Publicado 30/09/2025 12:01

O UNAD acredita que o novo delegado do governo para o Plano Nacional sobre Drogas fortalecerá a abordagem social e de saúde

Archivo - Arquivo - Vícios: tabaco, álcool, pílulas.
KATARZYNABIALASIEWICZ/ISTOCK - Arquivo

MADRID 30 set. (EUROPA PRESS) -

A Rede de Atenção ao Dependente (UNAD) expressou sua confiança de que a nova delegada do governo para o Plano Nacional sobre Drogas, Xisca Sureda, promoverá um modelo de intervenção em vícios que reforce o enfoque sócio-sanitário, com foco na atenção integral às pessoas e na garantia de seus direitos.

Foi o que ela disse em uma declaração na terça-feira, depois de saber da nomeação de Sureda, aprovada pelo Conselho de Ministros, para suceder Joan Ramón Villalbí, que ocupou o cargo desde 2020 e agora vai dirigir a Agência de Saúde Pública de Barcelona (ASPB).

A organização enfatizou a necessidade de as políticas públicas sobre drogas e vícios incorporarem como "prioridade" medidas que levem em conta não apenas a dimensão da saúde, mas também a dimensão social, "uma vez que os vícios afetam a vida das pessoas, suas famílias e comunidades de forma transversal".

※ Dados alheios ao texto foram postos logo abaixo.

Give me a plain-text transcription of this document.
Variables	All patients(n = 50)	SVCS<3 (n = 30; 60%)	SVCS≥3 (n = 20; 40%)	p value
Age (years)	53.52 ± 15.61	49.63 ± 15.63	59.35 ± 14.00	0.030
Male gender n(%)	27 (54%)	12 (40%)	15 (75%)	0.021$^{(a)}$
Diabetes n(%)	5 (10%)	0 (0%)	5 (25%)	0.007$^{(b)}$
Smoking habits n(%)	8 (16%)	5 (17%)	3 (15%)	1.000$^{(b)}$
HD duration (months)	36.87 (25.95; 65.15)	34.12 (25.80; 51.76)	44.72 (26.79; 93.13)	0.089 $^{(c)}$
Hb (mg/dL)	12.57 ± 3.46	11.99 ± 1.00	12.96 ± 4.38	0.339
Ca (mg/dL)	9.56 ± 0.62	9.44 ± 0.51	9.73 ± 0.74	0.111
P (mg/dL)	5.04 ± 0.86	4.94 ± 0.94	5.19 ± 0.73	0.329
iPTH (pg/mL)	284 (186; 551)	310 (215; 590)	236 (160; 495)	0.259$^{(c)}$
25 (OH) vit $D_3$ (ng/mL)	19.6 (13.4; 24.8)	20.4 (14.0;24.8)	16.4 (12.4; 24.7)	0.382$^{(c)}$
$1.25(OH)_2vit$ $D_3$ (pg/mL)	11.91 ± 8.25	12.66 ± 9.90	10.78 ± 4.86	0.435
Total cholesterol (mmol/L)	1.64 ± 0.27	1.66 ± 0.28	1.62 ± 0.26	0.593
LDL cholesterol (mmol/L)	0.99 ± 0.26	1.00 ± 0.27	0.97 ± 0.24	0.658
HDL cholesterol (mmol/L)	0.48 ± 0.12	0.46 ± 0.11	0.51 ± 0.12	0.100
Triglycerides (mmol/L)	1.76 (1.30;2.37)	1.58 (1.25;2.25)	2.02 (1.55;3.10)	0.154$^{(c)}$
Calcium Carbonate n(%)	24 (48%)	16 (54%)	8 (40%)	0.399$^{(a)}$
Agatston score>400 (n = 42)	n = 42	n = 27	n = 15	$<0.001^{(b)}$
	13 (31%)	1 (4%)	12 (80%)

A esse respeito, a UNAD, que reúne mais de 200 organizações sociais, destacou que a rede atende mais de 38.000 pessoas com vícios marcados por contextos sociais de exclusão todos os anos.

"CAMINHANDO EM DIREÇÃO A UM MODELO INCLUSIVO".

O presidente da entidade, Luciano Poyato, ressaltou que esperam que a nova etapa que se inicia com essa nomeação "seja uma oportunidade para continuar avançando em direção a um modelo inclusivo" de atenção às dependências e se comprometa com programas de prevenção, acompanhamento, incorporação sócio-ocupacional e redução de danos, sem esquecer a perspectiva de gênero.

Nessa linha, o UNAD também solicitou que se continue dando prioridade ao Conselho Espanhol sobre Dependência de Drogas e outras Dependências (CEDOA) como um espaço formal de participação do qual a organização é membro. Esse órgão tem a função de assessorar e apoiar a definição e a implementação de políticas públicas relacionadas à prevenção, ao tratamento e à redução dos riscos associados ao uso de drogas e outras dependências na Espanha.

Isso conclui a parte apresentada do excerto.